Arguable, however a tradeoff; you possibly can poke the compromised reside system for state information, however with the downside of leaving your system operating under hostile management. I was all the time taught that, on steadiness, it is better to drag energy to finish the intrusion. Rick Moen
[email protected]

Posted Nov 20, 2015 8:23 UTC (Fri) by toyotabedzrock (guest, #88005) [Link]

Posted Nov 20, 2015 9:31 UTC (Fri) by gioele (subscriber, #61675) [Hyperlink]

With "one thing" you mean those that produce these closed source drivers, proper?
If the "shopper product corporations" simply caught to utilizing components with mainlined open supply drivers, then updating their products could be a lot easier.

A new Mindcraft second?

Posted Nov 20, 2015 11:29 UTC (Fri) by Wol (subscriber, #4433) [Hyperlink]

They've ring zero privilege, can access protected memory straight, and cannot be audited. Trick a kernel into working a compromised module and it's recreation over.
Even tickle a bug in a "good" module, and it's most likely game over - on this case quite literally as such modules tend to be video drivers optimised for games ...

Homepage: https://minecraft-servers.biz/pixelmon/
     
 
what is notes.io
 

Notes.io is a web-based application for taking notes. You can take your notes and share with others people. If you like taking long notes, notes.io is designed for you. To date, over 8,000,000,000 notes created and continuing...

With notes.io;

  • * You can take a note from anywhere and any device with internet connection.
  • * You can share the notes in social platforms (YouTube, Facebook, Twitter, instagram etc.).
  • * You can quickly share your contents without website, blog and e-mail.
  • * You don't need to create any Account to share a note. As you wish you can use quick, easy and best shortened notes with sms, websites, e-mail, or messaging services (WhatsApp, iMessage, Telegram, Signal).
  • * Notes.io has fabulous infrastructure design for a short link and allows you to share the note as an easy and understandable link.
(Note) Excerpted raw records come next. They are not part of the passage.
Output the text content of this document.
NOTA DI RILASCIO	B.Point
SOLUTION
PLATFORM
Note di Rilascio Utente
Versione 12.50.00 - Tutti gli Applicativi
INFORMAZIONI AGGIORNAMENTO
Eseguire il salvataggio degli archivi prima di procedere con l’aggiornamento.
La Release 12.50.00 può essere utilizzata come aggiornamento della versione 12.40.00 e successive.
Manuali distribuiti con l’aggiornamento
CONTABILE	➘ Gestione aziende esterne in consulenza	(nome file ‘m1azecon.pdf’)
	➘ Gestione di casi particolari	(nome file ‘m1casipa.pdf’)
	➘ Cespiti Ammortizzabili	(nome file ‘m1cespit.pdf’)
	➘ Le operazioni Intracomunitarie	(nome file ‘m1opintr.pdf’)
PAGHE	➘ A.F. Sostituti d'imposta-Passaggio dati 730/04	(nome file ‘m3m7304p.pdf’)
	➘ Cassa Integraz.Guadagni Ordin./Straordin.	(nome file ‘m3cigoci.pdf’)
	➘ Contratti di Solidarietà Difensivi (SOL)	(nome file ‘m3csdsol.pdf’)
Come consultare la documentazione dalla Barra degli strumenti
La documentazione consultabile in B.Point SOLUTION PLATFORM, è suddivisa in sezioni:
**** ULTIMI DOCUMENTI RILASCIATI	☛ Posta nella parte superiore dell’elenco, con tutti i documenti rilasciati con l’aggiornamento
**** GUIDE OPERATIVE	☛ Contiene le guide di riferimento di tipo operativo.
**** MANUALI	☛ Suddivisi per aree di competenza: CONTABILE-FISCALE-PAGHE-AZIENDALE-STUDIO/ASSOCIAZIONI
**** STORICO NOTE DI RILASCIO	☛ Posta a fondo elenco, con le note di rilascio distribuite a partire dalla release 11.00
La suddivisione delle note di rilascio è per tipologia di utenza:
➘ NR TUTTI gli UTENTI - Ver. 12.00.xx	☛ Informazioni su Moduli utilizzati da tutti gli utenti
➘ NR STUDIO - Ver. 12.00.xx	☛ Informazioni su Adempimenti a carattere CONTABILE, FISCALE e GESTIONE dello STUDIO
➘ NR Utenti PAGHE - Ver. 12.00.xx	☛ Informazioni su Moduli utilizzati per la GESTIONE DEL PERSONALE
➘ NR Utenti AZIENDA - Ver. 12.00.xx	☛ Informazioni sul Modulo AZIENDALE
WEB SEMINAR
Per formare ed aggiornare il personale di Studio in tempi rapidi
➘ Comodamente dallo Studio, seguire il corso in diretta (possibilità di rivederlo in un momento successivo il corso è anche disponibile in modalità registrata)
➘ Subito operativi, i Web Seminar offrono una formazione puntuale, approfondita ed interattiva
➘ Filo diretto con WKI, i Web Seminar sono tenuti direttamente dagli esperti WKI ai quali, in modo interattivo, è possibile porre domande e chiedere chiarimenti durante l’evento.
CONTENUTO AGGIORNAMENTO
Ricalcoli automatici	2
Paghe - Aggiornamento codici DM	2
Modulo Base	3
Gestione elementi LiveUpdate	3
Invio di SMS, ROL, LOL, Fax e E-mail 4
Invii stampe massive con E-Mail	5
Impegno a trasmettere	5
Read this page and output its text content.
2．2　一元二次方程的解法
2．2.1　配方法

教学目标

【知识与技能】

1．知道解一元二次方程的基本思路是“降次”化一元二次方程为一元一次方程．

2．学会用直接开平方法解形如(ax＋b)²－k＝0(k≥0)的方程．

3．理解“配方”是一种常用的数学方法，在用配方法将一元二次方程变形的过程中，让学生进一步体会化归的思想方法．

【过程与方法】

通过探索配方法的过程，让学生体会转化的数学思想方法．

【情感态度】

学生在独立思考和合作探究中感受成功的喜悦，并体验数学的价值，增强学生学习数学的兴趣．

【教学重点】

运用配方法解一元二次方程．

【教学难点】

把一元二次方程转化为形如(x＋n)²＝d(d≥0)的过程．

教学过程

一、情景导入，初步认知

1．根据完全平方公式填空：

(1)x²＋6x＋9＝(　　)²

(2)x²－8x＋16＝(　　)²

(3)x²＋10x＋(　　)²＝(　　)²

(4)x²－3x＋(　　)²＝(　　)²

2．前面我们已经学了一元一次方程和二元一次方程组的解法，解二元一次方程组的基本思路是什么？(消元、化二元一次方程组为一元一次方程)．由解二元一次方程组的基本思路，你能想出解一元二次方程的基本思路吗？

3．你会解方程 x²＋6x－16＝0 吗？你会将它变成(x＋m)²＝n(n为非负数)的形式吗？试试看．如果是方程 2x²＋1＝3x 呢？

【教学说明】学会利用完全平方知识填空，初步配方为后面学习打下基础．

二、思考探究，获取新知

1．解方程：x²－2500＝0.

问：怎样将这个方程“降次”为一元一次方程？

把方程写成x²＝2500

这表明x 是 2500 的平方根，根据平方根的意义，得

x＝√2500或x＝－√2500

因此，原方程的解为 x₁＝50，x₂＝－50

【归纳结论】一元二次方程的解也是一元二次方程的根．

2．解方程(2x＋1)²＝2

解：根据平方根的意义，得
Fast: Notes.io is built for speed and performance. You can take a notes quickly and browse your archive.

Easy: Notes.io doesn’t require installation. Just write and share note!

Short: Notes.io’s url just 8 character. You’ll get shorten link of your note when you want to share. (Ex: notes.io/q )

Free: Notes.io works for 12 years and has been free since the day it was started.


You immediately create your first note and start sharing with the ones you wish. If you want to contact us, you can use the following communication channels;


Email: [email protected]

Twitter: http://twitter.com/notesio

Instagram: http://instagram.com/notes.io

Facebook: http://facebook.com/notesio



Regards;
Notes.io Team

     
 
Shortened Note Link
 
 
Looding Image
 
     
 
Long File
 
 

For written notes was greater than 18KB Unable to shorten.

To be smaller than 18KB, please organize your notes, or sign in.